Confronted with a cooling economy and global headlines declaring an “Airpocalypse”, China faces challenges on multiple fronts. While many people are quick to point out the hurdles, the reality is that its leaders are moving ahead with significant policy measures and reforms. If successful, these actions will not only help drive China’s economic development, they will address another mounting threat: climate change.
Last week, China’s leadership met at the Third Plenum of the Central Committee to outline major reforms China will undertake over the next decade. While China faces multiple challenges, reforms related to greater environmental protection and low-carbon development were high on the agenda. China’s leaders understand the challenges and are taking actions that can have significant impact.

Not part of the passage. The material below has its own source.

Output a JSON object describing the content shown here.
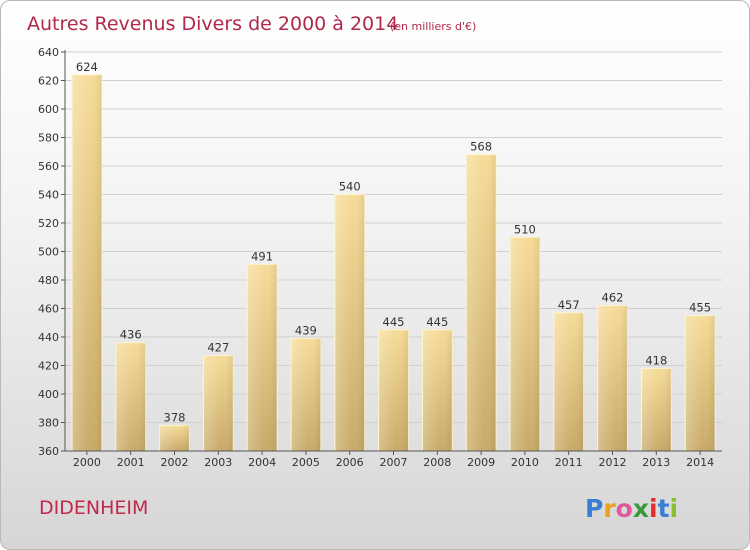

When I went back to China this summer after my first year living outside of China in a decade I was not sure what I would find. The US press reporting on Chinese pollution had been so uniformly negative that I was not sure if somehow immediately after I left Beijing the improvements that had been taking place since the 11th Five Year Plan began in 2006 had suddenly stalled. What I found was quite to the contrary – new regulations that come into effect in 2014 are driving massive upgrades of the power sector and transforming the energy supply in central cities.
It is common knowledge that China burns a large amount of coal, with the fuel accounting for nearly 70% of China’s primary energy consumption in recent years. What is less commonly known is that China is also working on ways to reduce the impact of its coal use, including aggressively pursuing research and demonstration of carbon capture, utilization and storage (CCUS) technology.